This week the 2018 Women's British Open champion should have been at the first major the year, the ANA Inspiration in California, trying to add another big title to her resume.

Instead, Hall is embracing her newfound activity, pounding the streets around her new home near Parkstone in Dorset and following that with indoor exercise routines, because, despite the season being shrouded in uncertainty, she is keeping half an eye on what she thinks will be a very busy end to the golfing year.

"I want to take the opportunity to try and get fitter because I think when we do start it will be nine, 10 weeks in a row. So I don't want to get tired when the golf season starts again," the 23-year-old told BBC Sport.

"I've got resistance bands, mats, foam rollers so I do a bit of that. But as my one form of outdoor exercise I probably go for a 30, 40 minute run which is something I never used to do, never.

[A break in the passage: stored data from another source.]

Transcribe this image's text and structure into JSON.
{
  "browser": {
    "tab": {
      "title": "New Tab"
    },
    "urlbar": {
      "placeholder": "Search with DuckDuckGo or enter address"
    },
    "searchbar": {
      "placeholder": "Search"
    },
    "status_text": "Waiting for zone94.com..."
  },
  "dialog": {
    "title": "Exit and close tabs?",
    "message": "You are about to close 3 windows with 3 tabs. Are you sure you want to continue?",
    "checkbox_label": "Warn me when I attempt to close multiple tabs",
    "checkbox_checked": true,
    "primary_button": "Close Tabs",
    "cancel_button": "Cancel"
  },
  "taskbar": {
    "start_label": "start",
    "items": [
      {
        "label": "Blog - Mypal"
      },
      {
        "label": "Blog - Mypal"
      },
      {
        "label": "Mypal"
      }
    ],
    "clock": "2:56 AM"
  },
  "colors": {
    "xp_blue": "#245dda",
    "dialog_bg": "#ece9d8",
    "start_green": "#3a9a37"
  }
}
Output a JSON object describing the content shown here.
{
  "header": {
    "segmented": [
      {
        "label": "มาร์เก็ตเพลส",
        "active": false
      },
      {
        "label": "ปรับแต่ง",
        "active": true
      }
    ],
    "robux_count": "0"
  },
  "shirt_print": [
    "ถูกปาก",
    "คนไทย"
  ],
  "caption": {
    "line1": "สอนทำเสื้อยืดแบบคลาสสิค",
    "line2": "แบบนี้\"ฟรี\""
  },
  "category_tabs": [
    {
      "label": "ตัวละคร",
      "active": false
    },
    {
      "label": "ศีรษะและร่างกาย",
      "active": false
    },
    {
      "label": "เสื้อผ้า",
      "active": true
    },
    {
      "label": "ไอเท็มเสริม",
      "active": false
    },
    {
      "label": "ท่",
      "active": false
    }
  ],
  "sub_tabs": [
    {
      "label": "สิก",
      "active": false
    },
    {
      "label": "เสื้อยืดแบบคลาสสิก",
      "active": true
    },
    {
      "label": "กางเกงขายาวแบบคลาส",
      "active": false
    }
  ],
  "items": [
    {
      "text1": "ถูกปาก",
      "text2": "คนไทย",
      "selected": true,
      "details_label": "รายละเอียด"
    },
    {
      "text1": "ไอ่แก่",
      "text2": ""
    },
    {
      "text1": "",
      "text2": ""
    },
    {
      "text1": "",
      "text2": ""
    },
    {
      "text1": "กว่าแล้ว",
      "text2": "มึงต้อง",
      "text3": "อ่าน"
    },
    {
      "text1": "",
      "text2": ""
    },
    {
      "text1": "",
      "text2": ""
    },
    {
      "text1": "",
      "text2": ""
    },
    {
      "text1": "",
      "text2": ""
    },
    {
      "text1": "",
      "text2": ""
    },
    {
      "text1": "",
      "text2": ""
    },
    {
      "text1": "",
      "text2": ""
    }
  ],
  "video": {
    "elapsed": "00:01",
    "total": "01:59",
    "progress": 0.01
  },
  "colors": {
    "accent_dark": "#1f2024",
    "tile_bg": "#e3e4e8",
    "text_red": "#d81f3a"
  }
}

"I'm forcing myself to run which is really good for me and for my willpower because I never used to be that good at it. I'm really trying to put the effort in each day over five or six kilometres."

And if she is not taking advantage of her one exercise outing for the day she is likely to have a paint brush in her hand.

"Having recently moved into a new place I'm lucky that I've got things to do like painting and doing stuff in the house," the 23-year-old told BBC Sport. "I'm trying to keep myself busy.

"I think it would be quite easy to sit on the settee all day doing nothing, so I try to do at least one or two productive things a day. It kind of keeps me going."

Hall says she is gaining satisfaction from her attempts at decorating her new home but is not being overly ambitious with her DIY skills. "I want to get it all done now so I'm not worrying about it when we finally get away again," she said.

"Anything that's major, I'm better off not touching!"

The majors Hall prefers to deal in are tournaments like the Women's British Open which she won so brilliantly at Royal Lytham two years ago and the ANA Inspiration that she should have been playing this week at Rancho Mirage.

"It is very strange to be at home constantly," said Hall, who last played at the Australian Open in mid-February.

"It's a very strange time in the world at the moment. Golfers are always travelling around the world, we are not used to being in one place a lot.

"Obviously there is nothing I'd like more than to be out playing an event right now, but there are much more important things going on in the world than golf, I completely understand that."

It is not lost on Hall that this week would have been the first major gathering in women's golf since Europe won the Solheim Cup back from the United States at Gleneagles last September.

"I actually watched a bit of that Solheim last weekend," she said. "They had the singles on and it is the first time I've watched it fully.

"I'd seen bits and highlights but I'd never seen the running commentary of it non stop."

On the dramatic final day Hall was out third and secured a vital European point by beating Lexi Thompson 2&1 to make it four wins from her four contests that week.

Her performances provided the foundations for the home side's stunning 14½-13½ victory victory which was secured with wins in quick succession for Bronte Law and Suzann Pettersen at the very end of the Sunday afternoon.

"It was really good to see my match and everyone else's and how it panned out at the end and how quick it was. I didn't really know," Hall admitted.

"In times like this it really brought my spirits up a bit more and it was so nice to watch it and see the team."

Hall remains in contact with several of them as they trade Instagram challenges in the absence of competitive golf. She has a chipping net in her new garden while her lounge is reserved for putting practice.

"It just makes me want to cherish things when we do start to play again," she said.

"I never thought in my lifetime that we would go through something like this and it kind of arose very quickly. The only positive you can take out of this is realising how much I love what I do, I love travelling and I'm missing the tour family."